The most immediate and concrete impact will be to lower the regulatory hurdles for U.S. persons and companies seeking to do business in Myanmar. This will also facilitate their joint ventures and business cooperation with other foreign companies trading with and/or investing in the country. This should significantly spur U.S.-Myanmar trade and investment relations, especially after the Generalized System of Preferences (GSP) trade benefits and tariff reductions are restored to Myanmar after the lifting of the sanctions.
More broadly, the expansion of economic ties with the United States could further boost Myanmar’s economic growth. Although Myanmar’s annual real GDP growth rate has climbed to over eight percent (from a very low base) over the past few years, it is still considered the poorest country in Southeast Asia, after having been among the most prosperous Asian countries before WWII. It reported a GDP of less than $70 billion (nominal terms) for a population of about 60 million in 2015. It is estimated that nearly one-third of its people live below the poverty line. Hence, the need and desire for investment in infrastructure and energy and virtually every sector of the economy from agriculture to manufacturing and services, e.g., tourism and banking, is enormous. U.S. companies should thus be able to find abundant trade and investment opportunities in Myanmar.
Increased U.S. economic presence in Myanmar would also help the country diversify its overall trade and investment relations. Notwithstanding longstanding U.S. sanctions, most other countries have continued to trade with and invest in Myanmar over the years. In particular, China has grown to be Myanmar’s dominant trading partner, taking in nearly 40 percent of Myanmar’s exports and making up over 40 percent of Myanmar’s total imports in 2015. China has also been by far the largest foreign direct investor in Myanmar with cumulative investment at an estimated $18 billion, compared to $10.5 billion from neighboring Thailand, $4 billion from the U.K. and $3.5 billion from South Korea. As a result of U.S. sanctions, direct U.S. investment in Myanmar is currently negligible.

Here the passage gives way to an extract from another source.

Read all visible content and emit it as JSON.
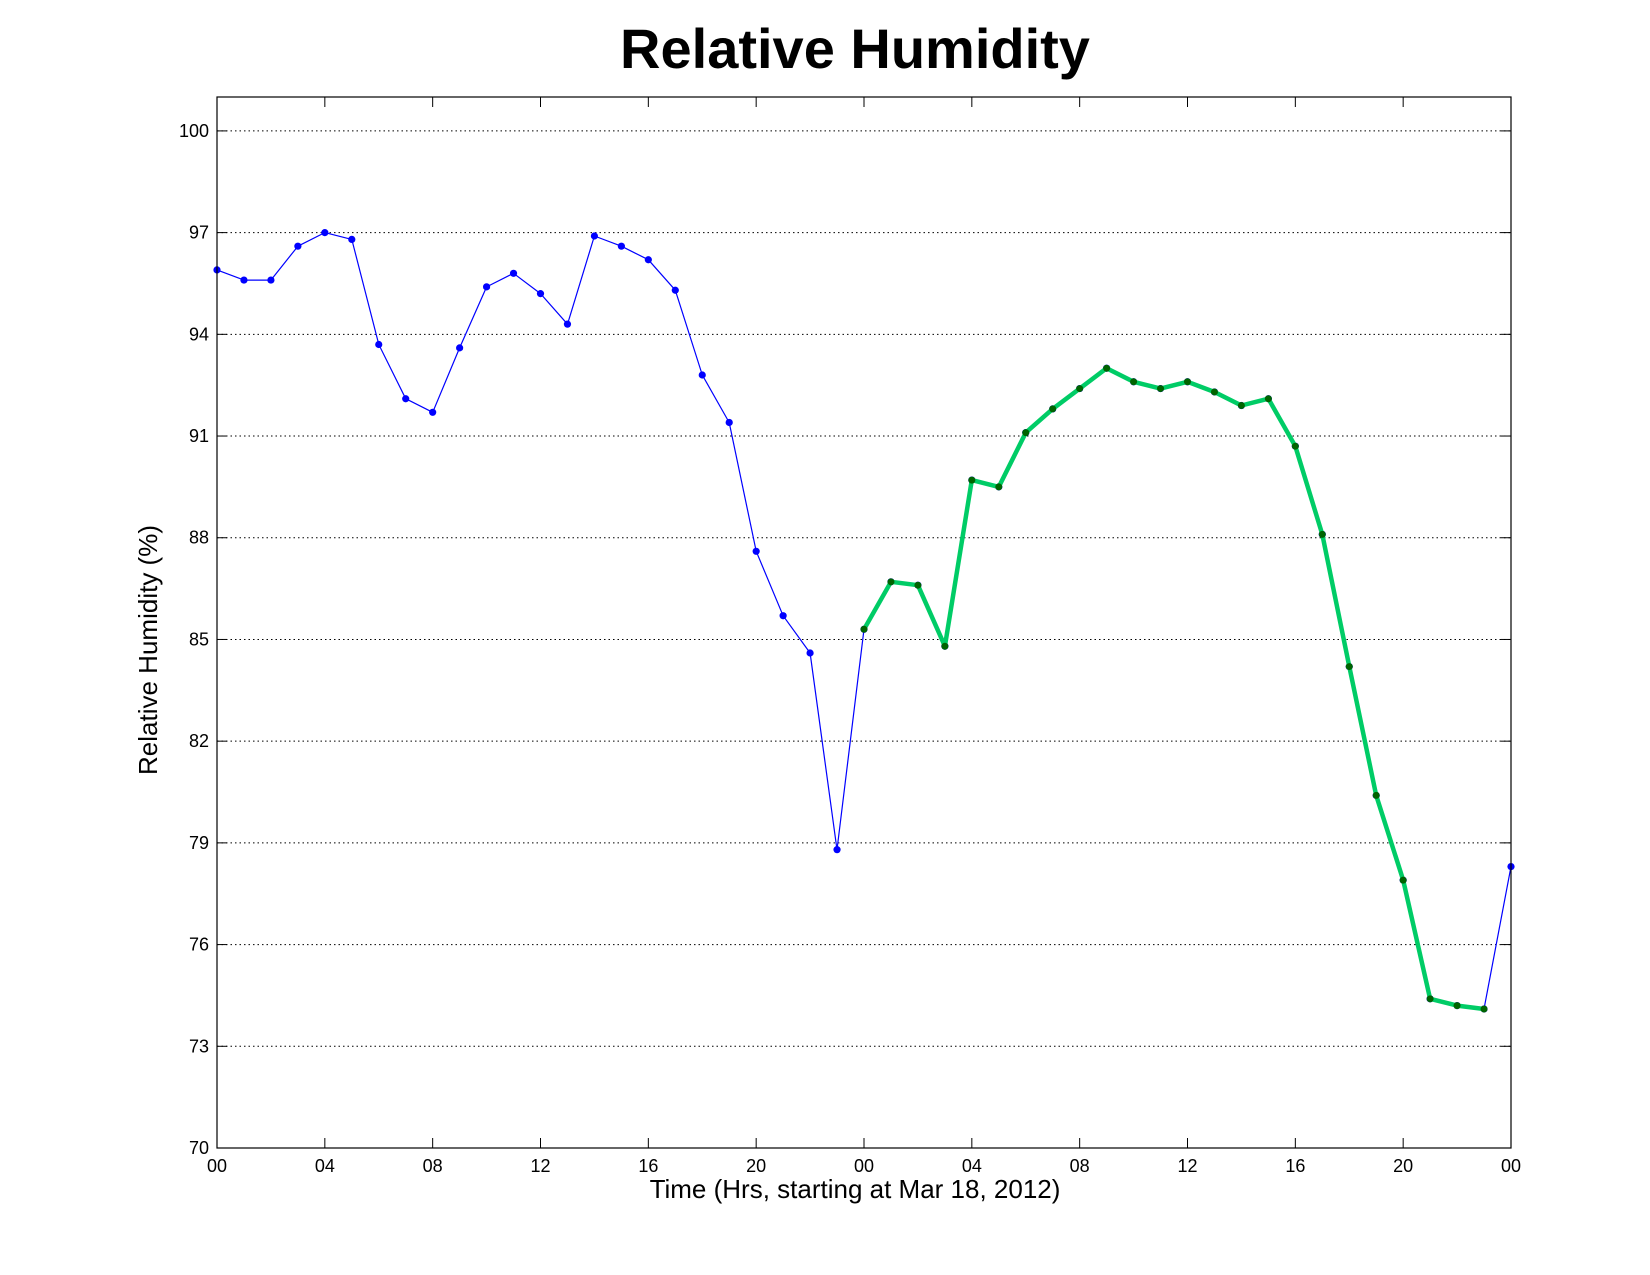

Human rights groups express concern that the lifting of U.S. sanctions will remove pressure for further political reforms. Others argue that President Obama’s decision could potentially support the democratization process in Myanmar. To the extent that this boosts the country’s economic development, it helps to improve the environment within which the new civilian government can address the many critical political and security challenges of the country, especially the ongoing religious and ethnic strife between Buddhists and Muslims across the country. As Aung San Suu Kyi herself noted here in Washington, “we want to make sure that our people are better off materially in order to strengthen our political initiatives.” Moreover, to the extent that America’s increased economic presence also reduces the country’s dependence on China, this could also strengthen the position of the civilian government vis-à-vis the military in their currently tenuous relationship and eventually lead to constitutional reform limiting the latter’s role in government.